Rodney Calles — Portrait of a cancer survivor
Rodney Calles had dealt for months with what he thought was a stomach virus. After deciding that UC Davis Health System would provide access to better overall quality of care, he and his wife switched health care coverage, and his new primary care physician recommended a colonoscopy. On the very day of the procedure, Christopher Bowlus, associate professor and internal medicine specialist, diagnosed Calles’ symptoms as colorectal cancer.
“No way that this could be happening,” Calles remembers thinking. “I was a healthy 48-year-old man, who took good care of himself. This was a day my wife and I will never forget.”
Bowlus and Vijay Khatri, professor of surgery and specialist in surgical oncology, set the wheels in motion for Calles’ treatment.
Less than one month later, Calles underwent surgery to remove part of his colon. In addition, a biopsy was performed on a couple of spots on his liver, which were confirmed as malignant. This, along with affected lymph nodes, lead to a diagnosis of stage IV liver cancer.
After his colon surgery, Calles began two months of chemotherapy to stop the spread of the liver cancer. After a brief recovery period, a second round of chemotherapy began, this time in conjunction with radiation treatment. The second round, isolated to his pelvic region as a "clean up" procedure for the colon surgery, successfully reduced the size of the cancerous liver spots.
Prior to the liver surgery, Calles also underwent a procedure to block off the blood supply to the affected part of the liver. The procedure caused the diseased portion of the liver to shrink, and allowed the healthier part to grow enough to sustain functionality.
Calles then underwent a partial hepatectomy, and had approximately 40 percent of his liver removed. After another recovery period, he underwent one final, four-month round of chemotherapy.
The multi-step treatment process was arduous, but Calles remained optimistic. “Every blood test, scan – PET, ultrasound, x-ray – and procedure was comprehensively explained to me, and my concerns were met with speed and consideration,” he says. “My doctors - Dr. Khatri and Dr. Michael Tanaka in hematology/oncology – advised me to take this treatment one step at a time, to not be overly concerned about possible future complications, and to not get caught up in the often-depressing statistical percentages. They assured me that each case is unique and that I was receiving the most current up-to-date treatments. By keeping my stress levels down, this led me to believe that I was only going to improve my survival percentages!

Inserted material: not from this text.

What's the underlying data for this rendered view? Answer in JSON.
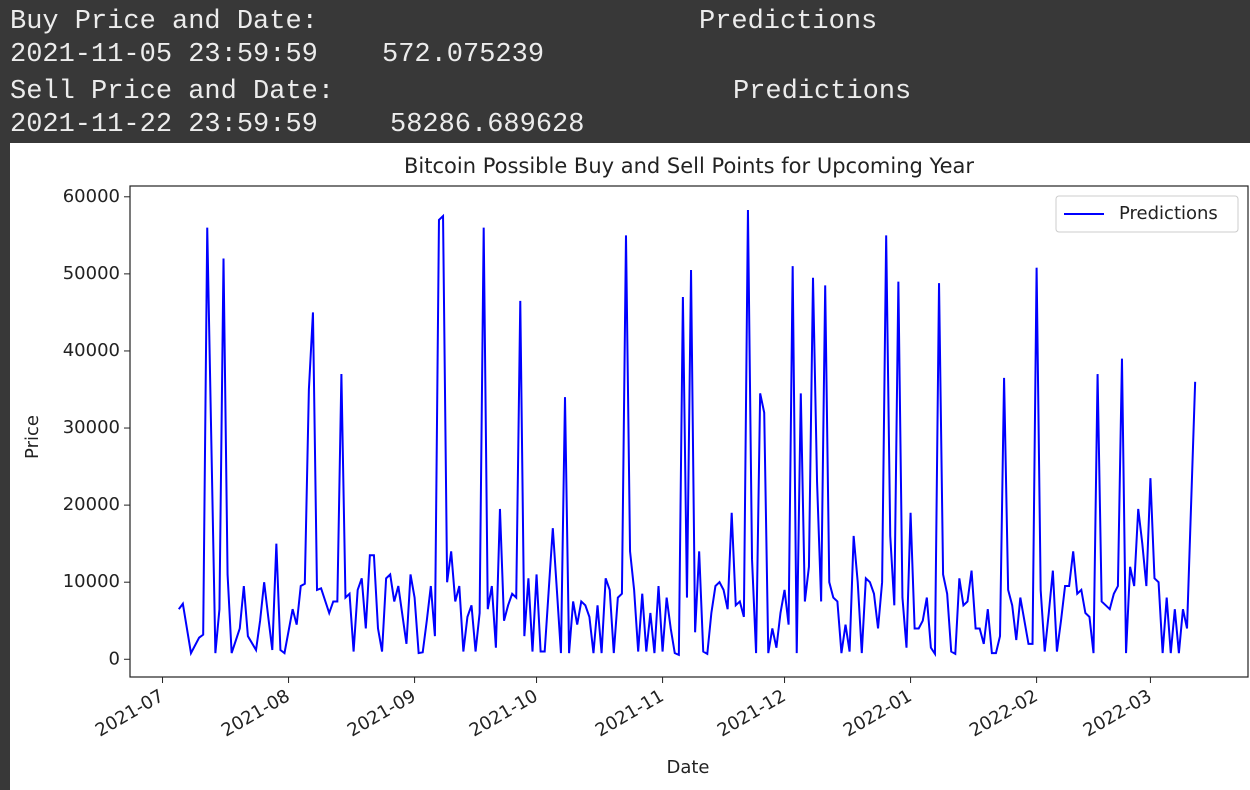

“I truly believe that the quality of professionals, the most up-to-date treatment and overall compassion and care I received at UC Davis has certainly lead to my positive outcome,” he says.
At Calles’ most recent follow-up appointment, Khatri stated that he had almost “hit a home run!”
Today, there are no signs of the cancer returning, which in turn reduces the chances that it will ever return. “My monitoring will, of course, continue,” Calles says, “but I am more self-confident of a cancer-free life with each passing day.”